E dunque, se non usiamo “peso corporeo ideale”, qual è l’alternativa? Peso target? Forse… ma per le adolescenti, in pieno periodo di crescita e sviluppo, i target non sono stazionari. Perciò, penso che dovremo lasciar andare l’idea di “peso corporeo ideale/previsto”, e focalizzarsi invece (oltre che, ovviamente, sugli aspetti mentali della malattia) su qual è il set-point di peso biologico di ciascuna paziente. Fare un discorso assolutamente individualizzato, lasciando perdere le generalizzazioni. Ognuna di noi discende da una certa famiglia, ha la propria genetica, il proprio morfotipo, le proprie peculiarità costituzionali. Ogni persona ha un suo proprio range di peso corporeo che è biologicamente appropriato per lei stessa. Niente a che vedere con i target o con l’idealità, bensì con la genetica, la biologia, e il set-point di ciascuna di noi. Questa è la realtà.

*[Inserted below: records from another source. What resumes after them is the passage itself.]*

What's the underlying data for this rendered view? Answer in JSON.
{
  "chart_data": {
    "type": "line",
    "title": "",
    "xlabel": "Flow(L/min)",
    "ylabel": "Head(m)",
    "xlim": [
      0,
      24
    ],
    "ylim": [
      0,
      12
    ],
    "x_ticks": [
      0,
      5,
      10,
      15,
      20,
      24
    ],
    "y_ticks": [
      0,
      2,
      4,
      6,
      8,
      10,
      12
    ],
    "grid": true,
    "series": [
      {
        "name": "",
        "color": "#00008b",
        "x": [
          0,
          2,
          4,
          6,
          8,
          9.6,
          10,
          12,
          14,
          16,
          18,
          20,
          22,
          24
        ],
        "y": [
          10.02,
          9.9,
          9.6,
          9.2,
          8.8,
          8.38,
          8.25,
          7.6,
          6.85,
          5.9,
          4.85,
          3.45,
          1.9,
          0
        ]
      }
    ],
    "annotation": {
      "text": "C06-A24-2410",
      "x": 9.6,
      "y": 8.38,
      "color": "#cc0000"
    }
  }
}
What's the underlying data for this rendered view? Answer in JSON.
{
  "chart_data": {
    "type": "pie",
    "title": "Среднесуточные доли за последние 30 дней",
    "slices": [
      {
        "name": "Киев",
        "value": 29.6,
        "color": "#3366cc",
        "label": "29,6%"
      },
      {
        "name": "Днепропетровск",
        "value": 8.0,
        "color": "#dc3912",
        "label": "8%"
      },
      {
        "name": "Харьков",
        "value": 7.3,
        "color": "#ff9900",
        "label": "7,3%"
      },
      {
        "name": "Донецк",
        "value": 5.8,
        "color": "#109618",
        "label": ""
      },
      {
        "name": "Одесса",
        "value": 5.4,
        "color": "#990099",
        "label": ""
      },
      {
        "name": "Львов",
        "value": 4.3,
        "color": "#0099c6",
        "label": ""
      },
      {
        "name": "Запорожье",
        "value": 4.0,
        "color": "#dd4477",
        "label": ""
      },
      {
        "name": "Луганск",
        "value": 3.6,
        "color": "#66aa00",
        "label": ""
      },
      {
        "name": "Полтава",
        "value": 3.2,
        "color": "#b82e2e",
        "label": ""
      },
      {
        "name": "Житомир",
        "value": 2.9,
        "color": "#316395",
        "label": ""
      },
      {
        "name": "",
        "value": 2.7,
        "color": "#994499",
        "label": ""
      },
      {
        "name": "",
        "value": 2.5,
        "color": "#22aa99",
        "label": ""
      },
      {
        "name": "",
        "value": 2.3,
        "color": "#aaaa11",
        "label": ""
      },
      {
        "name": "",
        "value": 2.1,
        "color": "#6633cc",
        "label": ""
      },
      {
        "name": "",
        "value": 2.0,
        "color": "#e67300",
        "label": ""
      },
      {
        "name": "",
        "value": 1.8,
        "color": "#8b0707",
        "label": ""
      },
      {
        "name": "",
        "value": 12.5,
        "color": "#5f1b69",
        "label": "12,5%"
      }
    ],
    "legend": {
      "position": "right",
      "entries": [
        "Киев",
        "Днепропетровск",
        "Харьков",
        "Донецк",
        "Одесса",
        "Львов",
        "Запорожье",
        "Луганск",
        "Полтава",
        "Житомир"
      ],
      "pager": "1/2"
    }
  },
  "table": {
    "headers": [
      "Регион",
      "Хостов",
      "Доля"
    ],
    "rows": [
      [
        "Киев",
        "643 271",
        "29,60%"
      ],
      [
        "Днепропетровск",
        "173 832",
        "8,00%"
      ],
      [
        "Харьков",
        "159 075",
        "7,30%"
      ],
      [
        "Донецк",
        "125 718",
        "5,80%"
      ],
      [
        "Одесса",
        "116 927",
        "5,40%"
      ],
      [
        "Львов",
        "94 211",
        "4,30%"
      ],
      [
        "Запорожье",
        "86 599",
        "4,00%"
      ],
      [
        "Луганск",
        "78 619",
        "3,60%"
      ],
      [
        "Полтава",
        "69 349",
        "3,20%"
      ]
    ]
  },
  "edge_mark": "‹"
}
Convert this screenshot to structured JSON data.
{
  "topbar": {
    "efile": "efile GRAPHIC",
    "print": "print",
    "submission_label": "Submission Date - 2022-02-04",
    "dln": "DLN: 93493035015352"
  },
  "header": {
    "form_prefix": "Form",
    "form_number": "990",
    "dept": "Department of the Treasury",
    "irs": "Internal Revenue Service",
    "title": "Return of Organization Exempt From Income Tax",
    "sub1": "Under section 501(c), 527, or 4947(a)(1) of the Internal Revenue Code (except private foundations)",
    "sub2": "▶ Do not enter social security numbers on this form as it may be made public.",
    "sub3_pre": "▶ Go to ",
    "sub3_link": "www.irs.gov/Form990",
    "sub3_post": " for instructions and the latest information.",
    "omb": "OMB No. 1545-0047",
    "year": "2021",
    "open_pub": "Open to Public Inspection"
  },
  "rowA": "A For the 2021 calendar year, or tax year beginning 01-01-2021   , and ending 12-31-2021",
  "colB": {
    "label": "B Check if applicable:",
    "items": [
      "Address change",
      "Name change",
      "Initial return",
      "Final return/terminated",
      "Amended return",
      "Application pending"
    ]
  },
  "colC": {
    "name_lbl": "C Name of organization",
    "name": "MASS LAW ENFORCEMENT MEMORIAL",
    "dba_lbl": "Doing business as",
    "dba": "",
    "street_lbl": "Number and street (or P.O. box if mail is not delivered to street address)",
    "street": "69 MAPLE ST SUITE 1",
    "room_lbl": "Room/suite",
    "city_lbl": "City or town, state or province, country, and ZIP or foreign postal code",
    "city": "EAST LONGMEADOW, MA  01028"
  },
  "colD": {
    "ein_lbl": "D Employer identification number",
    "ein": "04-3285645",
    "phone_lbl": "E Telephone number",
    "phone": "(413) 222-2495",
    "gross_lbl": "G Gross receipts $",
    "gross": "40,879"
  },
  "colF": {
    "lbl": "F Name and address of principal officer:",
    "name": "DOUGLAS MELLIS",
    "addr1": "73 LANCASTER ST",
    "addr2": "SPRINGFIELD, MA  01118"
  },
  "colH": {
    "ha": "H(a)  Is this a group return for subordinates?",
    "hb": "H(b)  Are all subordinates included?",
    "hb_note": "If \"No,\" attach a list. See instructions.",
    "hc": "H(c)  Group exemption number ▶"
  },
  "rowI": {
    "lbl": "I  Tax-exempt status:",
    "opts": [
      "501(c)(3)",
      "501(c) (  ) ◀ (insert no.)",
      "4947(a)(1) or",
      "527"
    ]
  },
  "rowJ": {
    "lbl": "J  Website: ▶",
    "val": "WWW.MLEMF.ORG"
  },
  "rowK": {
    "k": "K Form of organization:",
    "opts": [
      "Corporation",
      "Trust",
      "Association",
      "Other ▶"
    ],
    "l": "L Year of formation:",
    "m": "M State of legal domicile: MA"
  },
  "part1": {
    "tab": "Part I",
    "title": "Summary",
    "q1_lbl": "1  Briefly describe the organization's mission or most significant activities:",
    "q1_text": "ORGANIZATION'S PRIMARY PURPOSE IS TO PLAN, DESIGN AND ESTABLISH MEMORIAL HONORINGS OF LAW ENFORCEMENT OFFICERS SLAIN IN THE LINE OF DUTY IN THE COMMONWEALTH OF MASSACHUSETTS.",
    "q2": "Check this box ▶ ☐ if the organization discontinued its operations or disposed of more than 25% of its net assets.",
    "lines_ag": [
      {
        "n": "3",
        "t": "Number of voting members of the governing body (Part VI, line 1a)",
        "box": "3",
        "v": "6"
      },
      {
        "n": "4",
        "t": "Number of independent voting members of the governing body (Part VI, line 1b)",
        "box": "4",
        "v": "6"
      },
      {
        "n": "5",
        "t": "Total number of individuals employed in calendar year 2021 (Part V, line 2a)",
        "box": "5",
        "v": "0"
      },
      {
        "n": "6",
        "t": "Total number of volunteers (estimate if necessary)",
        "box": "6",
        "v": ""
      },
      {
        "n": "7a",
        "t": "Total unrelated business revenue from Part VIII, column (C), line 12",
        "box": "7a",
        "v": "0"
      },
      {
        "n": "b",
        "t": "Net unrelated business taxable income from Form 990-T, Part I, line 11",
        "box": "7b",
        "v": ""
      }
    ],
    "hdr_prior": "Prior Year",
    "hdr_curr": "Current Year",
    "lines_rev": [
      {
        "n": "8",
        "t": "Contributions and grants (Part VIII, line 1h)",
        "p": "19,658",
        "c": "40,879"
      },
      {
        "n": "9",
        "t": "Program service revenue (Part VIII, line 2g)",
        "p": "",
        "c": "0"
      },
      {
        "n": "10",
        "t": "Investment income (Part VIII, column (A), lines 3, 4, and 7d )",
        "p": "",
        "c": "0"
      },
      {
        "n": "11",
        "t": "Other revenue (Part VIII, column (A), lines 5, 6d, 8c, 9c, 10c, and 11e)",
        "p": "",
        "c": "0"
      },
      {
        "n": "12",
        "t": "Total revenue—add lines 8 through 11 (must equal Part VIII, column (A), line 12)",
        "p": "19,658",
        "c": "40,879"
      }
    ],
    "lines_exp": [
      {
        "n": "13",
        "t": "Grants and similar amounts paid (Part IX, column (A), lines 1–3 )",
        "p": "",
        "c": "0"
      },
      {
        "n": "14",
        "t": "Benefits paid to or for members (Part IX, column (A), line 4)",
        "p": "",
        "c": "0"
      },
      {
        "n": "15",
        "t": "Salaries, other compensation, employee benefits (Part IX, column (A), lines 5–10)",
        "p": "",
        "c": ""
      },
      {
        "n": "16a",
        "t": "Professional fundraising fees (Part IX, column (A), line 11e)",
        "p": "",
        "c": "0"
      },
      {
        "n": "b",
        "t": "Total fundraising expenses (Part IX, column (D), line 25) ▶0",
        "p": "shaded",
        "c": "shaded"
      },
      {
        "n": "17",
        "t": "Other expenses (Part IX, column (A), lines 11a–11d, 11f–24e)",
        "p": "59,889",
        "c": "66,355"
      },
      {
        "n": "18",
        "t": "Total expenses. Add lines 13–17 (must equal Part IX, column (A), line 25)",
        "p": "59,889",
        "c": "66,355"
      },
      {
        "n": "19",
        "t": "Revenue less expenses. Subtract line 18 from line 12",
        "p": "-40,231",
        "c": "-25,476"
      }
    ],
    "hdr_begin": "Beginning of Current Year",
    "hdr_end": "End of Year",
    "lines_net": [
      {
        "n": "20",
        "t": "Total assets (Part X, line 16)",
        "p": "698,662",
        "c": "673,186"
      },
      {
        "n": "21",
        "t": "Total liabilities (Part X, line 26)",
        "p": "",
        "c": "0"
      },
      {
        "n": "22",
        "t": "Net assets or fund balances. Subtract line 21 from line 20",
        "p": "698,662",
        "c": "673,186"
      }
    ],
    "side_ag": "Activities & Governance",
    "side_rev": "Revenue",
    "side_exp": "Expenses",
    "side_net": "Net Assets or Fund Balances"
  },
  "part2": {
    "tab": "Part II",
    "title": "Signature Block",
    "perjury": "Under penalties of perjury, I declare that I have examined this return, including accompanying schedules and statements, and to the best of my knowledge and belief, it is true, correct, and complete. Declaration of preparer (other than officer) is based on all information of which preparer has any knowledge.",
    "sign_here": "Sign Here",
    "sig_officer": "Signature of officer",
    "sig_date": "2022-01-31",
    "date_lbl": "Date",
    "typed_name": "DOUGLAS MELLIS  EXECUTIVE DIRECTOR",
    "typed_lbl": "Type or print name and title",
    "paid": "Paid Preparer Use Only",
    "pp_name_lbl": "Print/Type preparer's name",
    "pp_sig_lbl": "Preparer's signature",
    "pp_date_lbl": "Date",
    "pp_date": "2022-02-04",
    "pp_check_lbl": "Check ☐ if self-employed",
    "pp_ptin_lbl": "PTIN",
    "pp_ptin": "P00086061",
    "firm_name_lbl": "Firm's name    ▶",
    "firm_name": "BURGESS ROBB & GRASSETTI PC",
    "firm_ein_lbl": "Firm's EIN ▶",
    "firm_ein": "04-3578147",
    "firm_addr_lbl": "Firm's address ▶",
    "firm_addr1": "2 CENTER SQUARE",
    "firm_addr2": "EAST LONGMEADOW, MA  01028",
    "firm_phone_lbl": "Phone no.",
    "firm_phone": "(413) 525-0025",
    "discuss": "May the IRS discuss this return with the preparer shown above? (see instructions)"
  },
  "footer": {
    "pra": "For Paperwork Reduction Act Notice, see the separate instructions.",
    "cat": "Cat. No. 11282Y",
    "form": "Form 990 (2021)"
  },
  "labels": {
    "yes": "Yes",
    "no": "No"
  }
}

Occorre smetterla di pensare che esista un valore univoco di B.M.I. che definisce lo stato di salute o il “peso corporeo ideale” delle persone. Occorre smetterla di pensare che essere sottopeso sia solo e soltanto sinonimo di avere un B.M.I. < 18,5. Non è così. Ognuna di noi ha il suo set-point fisiologico di peso corporeo, un suo proprio range di “normalità”: si è sottopeso se si scende al disotto di quel proprio ed individuale range. Ma questo range non necessariamente corrisponde a quello del B.M.I.. Per quanto la maggior parte delle persone abbia effettivamente un set-point fisiologico ascrivibile ad un B.M.I. compreso tra 18,5 e 25, ci sono alcune persone che per stare bene hanno bisogno di un peso che corrisponde ad un B.M.I. > 25, e alcune altre persone che sono perfettamente in salute pur con un B.M.I. < 18,5. È la variabilità interindividuale, quella che non può essere assoggettata a nessuna statistica. Per cui, se per esempio c’è una ragazza il cui set-point di peso fisiologico corrisponde ad un B.M.I. = 26, e poi il suo peso cala fino ad arrivare ad un B.M.I. = 23, la statistica dice che è meglio, perché la ragazza è passata da un sovrappeso ad un normopeso… ma, in realtà, rispetto al suo standard fisiologico, la ragazza in questione non è normopeso, bensì sottopeso! E, per lei, quella non rappresenta perciò una situazione di salute. Ragionare per numeri aiuta senz’altro a schematizzare, ma non dimentichiamo che le statistiche non possono trascendere l’individualità. Dobbiamo dunque essere consapevoli del fatto che alcune persone hanno set-point di peso biologicamente appropriati che sono anche al di sopra di B.M.I. = 25, o al di sotto di B.M.I. = 18,5. E va bene così.

In un mondo di circa 7 miliardi d’individui, non esiste alcun assoluto “peso corporeo ideale”. È un qualcosa di assolutamente variabile e soggettivo. Prima accetteremo questo dato di fatto, meglio staremo tutti quanti.